The apparatus uses the dual-array probe in combination with a linear actuator to generate a three-dimensional view of the insertion area or cavity of the patient. The apparatus additionally locks the dual-array probe in a home position during needle insertion. While locked in the home position, the dual-array probe generates a two-dimensional view of the insertion area or cavity of the patient. The computer processor overlays the two-dimensional and three-dimensional image for assisting needle insertion, along with the opening defined by the U-slot.

The novel dual-array three-dimensional probe allows for large field of field image acquisitions typical of fluoroscopy.
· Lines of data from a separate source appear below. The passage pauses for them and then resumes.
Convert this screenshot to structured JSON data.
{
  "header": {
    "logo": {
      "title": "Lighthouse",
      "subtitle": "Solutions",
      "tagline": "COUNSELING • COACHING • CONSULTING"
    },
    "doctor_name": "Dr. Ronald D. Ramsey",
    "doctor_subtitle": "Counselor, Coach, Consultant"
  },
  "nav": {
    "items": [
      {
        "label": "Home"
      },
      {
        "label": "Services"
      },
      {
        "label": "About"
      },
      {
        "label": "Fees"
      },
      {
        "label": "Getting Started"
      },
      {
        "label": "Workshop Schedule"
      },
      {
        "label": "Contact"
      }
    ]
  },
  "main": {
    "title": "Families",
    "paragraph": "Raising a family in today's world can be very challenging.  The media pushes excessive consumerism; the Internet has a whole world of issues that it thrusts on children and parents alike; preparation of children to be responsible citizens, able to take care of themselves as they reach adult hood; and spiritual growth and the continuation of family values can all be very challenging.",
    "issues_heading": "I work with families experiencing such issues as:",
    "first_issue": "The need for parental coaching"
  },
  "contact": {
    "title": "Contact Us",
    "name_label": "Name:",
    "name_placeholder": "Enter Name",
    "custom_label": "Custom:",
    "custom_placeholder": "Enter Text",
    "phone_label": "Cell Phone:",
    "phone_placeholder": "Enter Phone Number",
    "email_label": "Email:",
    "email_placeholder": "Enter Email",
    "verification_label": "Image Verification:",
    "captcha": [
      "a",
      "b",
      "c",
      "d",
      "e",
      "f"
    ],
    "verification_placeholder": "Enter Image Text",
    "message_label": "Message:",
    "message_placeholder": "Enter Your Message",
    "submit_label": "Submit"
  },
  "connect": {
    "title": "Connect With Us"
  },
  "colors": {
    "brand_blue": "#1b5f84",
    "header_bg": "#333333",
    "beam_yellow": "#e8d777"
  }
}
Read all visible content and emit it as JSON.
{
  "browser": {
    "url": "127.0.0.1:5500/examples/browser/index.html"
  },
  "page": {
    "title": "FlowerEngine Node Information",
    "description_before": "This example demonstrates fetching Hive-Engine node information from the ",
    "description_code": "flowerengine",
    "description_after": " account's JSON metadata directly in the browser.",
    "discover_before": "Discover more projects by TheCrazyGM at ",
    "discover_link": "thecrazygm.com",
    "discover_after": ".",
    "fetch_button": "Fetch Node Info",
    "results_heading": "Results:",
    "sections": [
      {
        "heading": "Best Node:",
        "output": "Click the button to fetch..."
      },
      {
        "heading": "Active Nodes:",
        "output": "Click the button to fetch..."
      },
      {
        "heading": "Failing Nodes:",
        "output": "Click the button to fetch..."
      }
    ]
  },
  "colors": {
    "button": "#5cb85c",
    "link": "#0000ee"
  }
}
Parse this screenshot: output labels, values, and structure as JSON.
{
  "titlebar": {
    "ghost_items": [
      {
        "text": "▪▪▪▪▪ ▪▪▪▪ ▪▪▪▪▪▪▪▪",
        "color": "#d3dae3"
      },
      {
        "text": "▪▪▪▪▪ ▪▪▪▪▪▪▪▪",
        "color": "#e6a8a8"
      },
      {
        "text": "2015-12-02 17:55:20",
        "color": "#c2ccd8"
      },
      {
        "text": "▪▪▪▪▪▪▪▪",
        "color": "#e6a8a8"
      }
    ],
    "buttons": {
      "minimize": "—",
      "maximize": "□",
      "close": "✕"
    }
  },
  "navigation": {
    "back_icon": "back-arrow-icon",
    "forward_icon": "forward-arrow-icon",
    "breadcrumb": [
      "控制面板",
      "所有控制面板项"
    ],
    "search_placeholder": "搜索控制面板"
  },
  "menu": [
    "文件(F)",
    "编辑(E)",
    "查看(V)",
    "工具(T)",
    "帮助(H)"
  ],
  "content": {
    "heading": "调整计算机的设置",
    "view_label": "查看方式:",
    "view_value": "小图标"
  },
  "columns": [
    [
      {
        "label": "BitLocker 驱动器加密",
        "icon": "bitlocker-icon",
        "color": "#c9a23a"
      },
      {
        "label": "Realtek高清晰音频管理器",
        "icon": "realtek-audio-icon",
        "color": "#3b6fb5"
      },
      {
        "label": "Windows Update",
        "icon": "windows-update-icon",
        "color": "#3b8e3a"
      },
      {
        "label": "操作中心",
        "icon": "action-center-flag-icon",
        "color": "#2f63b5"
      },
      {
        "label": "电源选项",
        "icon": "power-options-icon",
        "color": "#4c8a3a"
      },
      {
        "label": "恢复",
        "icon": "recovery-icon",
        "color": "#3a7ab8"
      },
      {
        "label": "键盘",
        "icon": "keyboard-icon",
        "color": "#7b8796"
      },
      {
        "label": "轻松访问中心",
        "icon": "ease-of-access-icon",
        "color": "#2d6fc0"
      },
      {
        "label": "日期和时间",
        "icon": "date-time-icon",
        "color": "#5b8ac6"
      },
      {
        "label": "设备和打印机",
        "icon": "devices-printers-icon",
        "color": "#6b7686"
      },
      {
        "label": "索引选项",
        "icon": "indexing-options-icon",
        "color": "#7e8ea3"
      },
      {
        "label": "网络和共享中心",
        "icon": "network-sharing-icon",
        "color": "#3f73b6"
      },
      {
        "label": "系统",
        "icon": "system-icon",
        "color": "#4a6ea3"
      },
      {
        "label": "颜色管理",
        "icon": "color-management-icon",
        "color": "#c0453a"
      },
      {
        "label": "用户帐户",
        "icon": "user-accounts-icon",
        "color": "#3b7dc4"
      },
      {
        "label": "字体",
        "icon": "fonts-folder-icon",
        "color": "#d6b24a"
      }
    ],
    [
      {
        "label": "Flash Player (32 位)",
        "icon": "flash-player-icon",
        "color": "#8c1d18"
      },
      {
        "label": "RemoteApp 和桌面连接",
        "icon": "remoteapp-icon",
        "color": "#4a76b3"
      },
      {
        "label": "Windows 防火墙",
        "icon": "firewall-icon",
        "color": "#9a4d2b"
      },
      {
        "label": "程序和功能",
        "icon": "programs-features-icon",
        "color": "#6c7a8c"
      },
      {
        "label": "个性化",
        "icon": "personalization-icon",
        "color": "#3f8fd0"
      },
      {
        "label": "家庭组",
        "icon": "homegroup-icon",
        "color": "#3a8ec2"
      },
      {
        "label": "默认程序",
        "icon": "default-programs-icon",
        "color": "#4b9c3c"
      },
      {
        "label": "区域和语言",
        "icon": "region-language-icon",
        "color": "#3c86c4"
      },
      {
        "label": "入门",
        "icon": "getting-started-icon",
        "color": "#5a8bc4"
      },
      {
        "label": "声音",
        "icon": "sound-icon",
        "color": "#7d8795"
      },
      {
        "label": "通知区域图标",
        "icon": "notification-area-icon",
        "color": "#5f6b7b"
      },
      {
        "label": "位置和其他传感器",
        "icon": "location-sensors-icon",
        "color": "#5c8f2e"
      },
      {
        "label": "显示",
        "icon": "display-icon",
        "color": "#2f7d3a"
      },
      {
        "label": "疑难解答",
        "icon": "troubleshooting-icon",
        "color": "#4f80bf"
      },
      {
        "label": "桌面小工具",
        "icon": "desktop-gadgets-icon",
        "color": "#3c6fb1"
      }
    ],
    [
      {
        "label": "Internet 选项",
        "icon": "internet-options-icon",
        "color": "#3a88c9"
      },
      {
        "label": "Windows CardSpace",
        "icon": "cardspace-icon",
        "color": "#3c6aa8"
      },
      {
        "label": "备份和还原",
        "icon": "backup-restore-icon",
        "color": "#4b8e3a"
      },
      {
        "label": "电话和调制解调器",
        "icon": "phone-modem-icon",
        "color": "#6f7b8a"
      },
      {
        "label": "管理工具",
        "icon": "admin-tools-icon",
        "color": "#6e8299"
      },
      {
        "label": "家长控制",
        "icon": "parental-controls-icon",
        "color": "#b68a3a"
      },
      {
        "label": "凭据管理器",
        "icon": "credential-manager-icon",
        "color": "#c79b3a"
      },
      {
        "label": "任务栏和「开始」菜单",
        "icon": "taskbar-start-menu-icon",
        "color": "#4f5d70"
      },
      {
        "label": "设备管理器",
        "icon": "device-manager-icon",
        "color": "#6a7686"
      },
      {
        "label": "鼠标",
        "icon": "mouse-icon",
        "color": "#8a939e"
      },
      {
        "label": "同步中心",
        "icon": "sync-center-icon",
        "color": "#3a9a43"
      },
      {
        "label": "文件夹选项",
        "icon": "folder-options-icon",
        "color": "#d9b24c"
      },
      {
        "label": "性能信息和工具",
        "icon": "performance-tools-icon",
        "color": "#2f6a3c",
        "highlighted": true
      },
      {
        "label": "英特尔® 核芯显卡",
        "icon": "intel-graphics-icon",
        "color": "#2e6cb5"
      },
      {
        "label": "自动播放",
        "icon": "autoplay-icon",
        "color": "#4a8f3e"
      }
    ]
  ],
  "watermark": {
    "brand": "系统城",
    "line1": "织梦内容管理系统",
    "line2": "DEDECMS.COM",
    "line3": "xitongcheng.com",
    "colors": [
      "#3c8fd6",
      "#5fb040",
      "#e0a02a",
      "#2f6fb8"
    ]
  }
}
A ‘U-slot’ between the two arrays enables in-plane needle insertion during contemporaneous image acquisition. This probe can be mounted to a mechanical holding arm such that a clinician may use both hands to advance the needle. This hands-free approach is an advancement compared to conventional ultrasound where the clinician requires one hand to hold the ultrasound imaging transducer and the second hand to advance the needle. In this way, the workflow and images provided to the clinician are substantially equivalent to fluoroscopy, but with the combined advances of utilizing an ultrasound-based imaging modality. Various preferred embodiments of the invention are described herein.

BRIEF DESCRIPTION OF THE DRAWINGS

The accompanying drawings illustrate certain aspects of some of the embodiments of the present invention and should not be used to limit or define the invention. Together with the written description, the drawings serve to explain certain principles of the invention. For a fuller understanding of the nature and advantages of the present technology, reference is made to the following detailed description of preferred embodiments and in connection with the accompanying drawings, in which:

FIGS. 1A-1C are a schematic illustration of an exemplary imaging device.

FIGS. 2A-2D illustrates a cross-sectional illustration of the field of view of dual arrays.

FIG. 3 illustrates the imaging device mounted to a mechanical arm on a cart.

FIG. 4 illustrates an exploded view of an exemplary imaging device.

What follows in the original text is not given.